O PESO DURO DOS ANOS!!!


Enquanto homem, não existo somente como criatura individual, mas descubro-me membro de uma comunidade humana. Ela me dirige o corpo e a alma, desde o nascimento até à morte. O meu valor consiste em reconhecê-lo. Sou realmente um homem quando os meus sentimentos, pensamentos e atos têm uma única finalidade: a comunidade e o seu progresso. A minha atitude social, portanto, determinará o juízo que têm sobre mim, bom ou mau.

Há um momento na vida em que o tempo deixa de ser apenas contagem e passa a ser medida. Não de dias, nem de anos, mas de sentido. É quando as pessoas percebem, quase sem querer, que não está mais correndo atrás da vida, está a caminhar dentro dela.

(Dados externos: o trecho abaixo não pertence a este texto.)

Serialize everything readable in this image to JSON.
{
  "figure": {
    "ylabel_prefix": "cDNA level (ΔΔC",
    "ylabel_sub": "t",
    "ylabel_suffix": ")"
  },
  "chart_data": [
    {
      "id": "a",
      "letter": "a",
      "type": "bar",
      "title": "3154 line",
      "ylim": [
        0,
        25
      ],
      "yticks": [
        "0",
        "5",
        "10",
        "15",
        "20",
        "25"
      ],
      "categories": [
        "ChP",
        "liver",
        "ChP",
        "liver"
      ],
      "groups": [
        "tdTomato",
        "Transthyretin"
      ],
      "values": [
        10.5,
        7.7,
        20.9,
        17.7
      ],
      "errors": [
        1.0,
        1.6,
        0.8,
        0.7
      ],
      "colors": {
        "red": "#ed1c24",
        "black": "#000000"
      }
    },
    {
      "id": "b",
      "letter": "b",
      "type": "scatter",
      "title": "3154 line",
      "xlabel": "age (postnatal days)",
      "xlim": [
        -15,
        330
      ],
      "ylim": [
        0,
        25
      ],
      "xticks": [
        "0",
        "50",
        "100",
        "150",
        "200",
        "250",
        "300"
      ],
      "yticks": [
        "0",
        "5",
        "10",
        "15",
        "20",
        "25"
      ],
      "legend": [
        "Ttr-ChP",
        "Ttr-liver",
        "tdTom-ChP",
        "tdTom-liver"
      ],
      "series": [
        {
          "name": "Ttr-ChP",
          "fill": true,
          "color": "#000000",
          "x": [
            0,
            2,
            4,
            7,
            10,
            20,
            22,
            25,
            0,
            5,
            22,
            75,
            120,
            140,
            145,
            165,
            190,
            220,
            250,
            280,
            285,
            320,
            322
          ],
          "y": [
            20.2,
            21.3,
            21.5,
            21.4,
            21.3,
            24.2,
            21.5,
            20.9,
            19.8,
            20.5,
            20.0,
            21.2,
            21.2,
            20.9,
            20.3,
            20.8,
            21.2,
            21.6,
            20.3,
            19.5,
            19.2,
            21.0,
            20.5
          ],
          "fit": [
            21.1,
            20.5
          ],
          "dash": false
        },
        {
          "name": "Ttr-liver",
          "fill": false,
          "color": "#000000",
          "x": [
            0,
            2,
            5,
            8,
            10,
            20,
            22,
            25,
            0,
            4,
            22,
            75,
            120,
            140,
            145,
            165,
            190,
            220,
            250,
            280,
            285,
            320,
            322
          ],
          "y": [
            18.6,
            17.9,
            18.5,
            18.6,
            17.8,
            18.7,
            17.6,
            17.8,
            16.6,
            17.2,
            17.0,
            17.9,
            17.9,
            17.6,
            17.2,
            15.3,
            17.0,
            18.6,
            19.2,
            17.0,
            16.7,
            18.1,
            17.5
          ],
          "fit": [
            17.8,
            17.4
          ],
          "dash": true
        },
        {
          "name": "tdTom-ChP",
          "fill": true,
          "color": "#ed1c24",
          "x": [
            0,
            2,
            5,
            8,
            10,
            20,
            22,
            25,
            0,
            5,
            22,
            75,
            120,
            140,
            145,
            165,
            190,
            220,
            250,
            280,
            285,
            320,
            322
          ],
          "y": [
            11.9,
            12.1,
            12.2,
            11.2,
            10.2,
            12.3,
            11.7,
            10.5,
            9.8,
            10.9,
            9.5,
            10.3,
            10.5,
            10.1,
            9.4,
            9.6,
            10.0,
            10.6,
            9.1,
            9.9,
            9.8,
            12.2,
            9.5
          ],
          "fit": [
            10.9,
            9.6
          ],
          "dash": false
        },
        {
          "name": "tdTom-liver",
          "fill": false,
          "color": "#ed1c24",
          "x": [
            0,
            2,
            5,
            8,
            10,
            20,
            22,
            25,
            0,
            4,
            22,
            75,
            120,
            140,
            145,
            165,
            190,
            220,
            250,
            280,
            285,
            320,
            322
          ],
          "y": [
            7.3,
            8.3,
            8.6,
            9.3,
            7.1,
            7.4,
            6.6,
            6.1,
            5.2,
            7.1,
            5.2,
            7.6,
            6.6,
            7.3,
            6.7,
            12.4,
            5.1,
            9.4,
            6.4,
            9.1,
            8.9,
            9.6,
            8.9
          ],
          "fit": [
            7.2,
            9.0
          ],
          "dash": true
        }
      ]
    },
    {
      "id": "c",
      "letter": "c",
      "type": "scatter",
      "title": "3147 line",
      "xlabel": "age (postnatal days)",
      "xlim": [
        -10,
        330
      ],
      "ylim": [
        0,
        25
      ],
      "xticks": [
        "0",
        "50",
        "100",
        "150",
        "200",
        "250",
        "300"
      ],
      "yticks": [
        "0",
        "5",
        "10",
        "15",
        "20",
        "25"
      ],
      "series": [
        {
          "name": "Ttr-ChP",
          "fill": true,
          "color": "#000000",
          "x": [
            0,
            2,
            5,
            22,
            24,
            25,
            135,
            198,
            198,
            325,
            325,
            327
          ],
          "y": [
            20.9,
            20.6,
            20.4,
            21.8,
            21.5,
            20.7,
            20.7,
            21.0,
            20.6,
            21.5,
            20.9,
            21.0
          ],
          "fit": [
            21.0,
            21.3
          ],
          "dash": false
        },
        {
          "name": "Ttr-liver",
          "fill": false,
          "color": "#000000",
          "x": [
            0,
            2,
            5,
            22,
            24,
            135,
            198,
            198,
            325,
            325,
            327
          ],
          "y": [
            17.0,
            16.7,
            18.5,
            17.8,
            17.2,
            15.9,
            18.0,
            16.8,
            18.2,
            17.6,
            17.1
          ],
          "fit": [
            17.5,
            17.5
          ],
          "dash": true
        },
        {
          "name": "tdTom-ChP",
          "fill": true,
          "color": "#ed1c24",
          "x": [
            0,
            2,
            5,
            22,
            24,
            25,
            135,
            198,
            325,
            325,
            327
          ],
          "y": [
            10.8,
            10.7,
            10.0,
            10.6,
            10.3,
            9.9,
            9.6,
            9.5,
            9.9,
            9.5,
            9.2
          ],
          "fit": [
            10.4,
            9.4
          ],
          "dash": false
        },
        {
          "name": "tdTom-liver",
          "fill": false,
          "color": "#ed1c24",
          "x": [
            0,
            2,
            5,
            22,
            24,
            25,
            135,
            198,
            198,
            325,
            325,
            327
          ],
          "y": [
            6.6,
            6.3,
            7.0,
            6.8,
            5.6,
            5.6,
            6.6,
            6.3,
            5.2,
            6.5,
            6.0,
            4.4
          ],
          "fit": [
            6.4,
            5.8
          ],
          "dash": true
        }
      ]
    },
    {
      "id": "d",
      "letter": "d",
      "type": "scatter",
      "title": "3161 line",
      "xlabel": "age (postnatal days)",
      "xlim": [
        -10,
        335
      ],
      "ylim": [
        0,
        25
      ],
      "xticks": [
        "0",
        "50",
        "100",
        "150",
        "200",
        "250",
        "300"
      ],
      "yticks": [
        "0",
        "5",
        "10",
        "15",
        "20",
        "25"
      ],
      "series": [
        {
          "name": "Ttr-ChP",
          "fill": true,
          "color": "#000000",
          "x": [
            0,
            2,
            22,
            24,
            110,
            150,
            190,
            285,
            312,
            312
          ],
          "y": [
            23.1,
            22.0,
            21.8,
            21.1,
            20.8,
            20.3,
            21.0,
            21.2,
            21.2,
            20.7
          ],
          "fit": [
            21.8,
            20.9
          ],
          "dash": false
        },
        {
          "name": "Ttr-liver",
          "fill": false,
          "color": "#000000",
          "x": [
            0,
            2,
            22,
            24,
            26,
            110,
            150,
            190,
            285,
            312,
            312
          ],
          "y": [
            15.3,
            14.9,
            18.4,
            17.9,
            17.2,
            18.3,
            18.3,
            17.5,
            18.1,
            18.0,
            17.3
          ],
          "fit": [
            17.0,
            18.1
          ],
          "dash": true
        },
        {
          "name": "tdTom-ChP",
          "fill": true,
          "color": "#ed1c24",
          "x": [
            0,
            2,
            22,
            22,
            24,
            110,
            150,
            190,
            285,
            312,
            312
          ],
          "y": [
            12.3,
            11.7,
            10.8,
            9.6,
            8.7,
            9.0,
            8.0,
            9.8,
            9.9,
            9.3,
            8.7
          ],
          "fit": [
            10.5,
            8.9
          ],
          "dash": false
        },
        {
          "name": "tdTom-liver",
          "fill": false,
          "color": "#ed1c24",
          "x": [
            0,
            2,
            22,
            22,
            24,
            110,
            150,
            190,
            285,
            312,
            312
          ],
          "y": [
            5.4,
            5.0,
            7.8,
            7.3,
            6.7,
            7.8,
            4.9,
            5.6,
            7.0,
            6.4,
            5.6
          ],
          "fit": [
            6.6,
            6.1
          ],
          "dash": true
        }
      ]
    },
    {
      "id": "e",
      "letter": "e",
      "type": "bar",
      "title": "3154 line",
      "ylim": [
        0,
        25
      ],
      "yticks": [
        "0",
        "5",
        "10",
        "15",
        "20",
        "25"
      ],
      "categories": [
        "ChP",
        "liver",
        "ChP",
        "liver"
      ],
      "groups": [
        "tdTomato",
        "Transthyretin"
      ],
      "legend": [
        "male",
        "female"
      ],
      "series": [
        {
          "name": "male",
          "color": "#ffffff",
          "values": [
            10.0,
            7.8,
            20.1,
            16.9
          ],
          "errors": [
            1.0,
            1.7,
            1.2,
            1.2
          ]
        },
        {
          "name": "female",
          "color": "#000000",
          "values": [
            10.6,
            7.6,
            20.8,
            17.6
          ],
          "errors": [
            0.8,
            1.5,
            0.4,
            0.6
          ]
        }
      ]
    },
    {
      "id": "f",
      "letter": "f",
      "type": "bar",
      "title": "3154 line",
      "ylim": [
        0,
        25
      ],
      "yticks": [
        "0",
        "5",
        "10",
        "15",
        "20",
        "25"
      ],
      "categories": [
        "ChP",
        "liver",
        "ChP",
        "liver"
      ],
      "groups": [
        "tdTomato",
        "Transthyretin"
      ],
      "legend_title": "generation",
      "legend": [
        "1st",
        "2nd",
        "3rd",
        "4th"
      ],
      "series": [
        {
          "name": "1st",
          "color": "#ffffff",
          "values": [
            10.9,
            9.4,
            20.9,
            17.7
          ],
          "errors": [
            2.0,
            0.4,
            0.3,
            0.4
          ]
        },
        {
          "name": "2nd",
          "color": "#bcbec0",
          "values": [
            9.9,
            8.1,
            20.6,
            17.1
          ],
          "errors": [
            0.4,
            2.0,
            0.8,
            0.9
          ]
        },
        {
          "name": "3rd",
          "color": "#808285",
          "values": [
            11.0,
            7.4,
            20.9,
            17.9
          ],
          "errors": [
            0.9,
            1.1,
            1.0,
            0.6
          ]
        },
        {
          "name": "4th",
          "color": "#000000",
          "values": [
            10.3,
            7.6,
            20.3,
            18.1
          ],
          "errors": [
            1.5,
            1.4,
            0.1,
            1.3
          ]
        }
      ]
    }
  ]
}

Quanto mais velhos ficamos, mais entendo que o minuto é tudo o que realmente temos. Não o amanhã imaginado, nem o ontem que insiste em voltar nas lembranças, mas esse instante silencioso que se oferece agora. E ele passa, como um sopro que não se repete.

Curioso como, com o tempo, as prioridades se vão despindo. Aquilo que antes apreciava o indispensável perde o brilho, enquanto coisas simples ganham um valor quase sagrado. Um abraço demorado, uma conversa sem pressa, a presença de quem permanece. No fim, não são os bens que nos enriquecem, mas os laços que resistem ao desgaste dos dias.

Também é inevitável: os círculos diminuem, os encontros ficam mais raros. Mas há uma paz nisso. Porque os que ficam não estão por acaso — são raízes e não folhas. E com eles aprendemos que quantidade nunca foi sinônimo de verdade.

Há ainda uma espécie de liberdade que só o tempo concede. A de não reagir a tudo. A de escolher os próprios silêncios. A de entender que nem toda a batalha merece ser travada.

Se me falassem hoje de uma fonte da juventude, eu ouviria com um sorriso tranquilo. Não por descrença, mas por escolha. Há beleza demais no caminho percorrido para desejar voltar ao início. Cada marca, cada perda, cada conquista moldou quem sou — e apagar isso seria perder a mim mesmo.

E, ainda assim, há algo surpreendente: a sensação de que o melhor não ficou para trás. De que ainda há vida por viver, palavras por dizer, sentidos por descobrir. Como se, apesar de tudo, estivéssemos sempre a chegar.

Talvez seja por isso que, com o passar dos anos, a oração se alonga. Há mais a agradecer, mais a reconhecer, mais a confiar. A vida, que antes parecia infinita, agora é percebida como um presente, frágil, raro e profundamente valioso.

E assim sigo, com menos pressa e mais presença. Com menos certezas e mais gratidão. Entendo, enfim, que envelhecer não é perder, é purificar.  É deixar ir o excesso para que reste apenas o essencial.

Às vezes, tudo o que precisamos é de uma frase certa, no momento certo. O essencial, descubro a cada dia, sempre fui simples.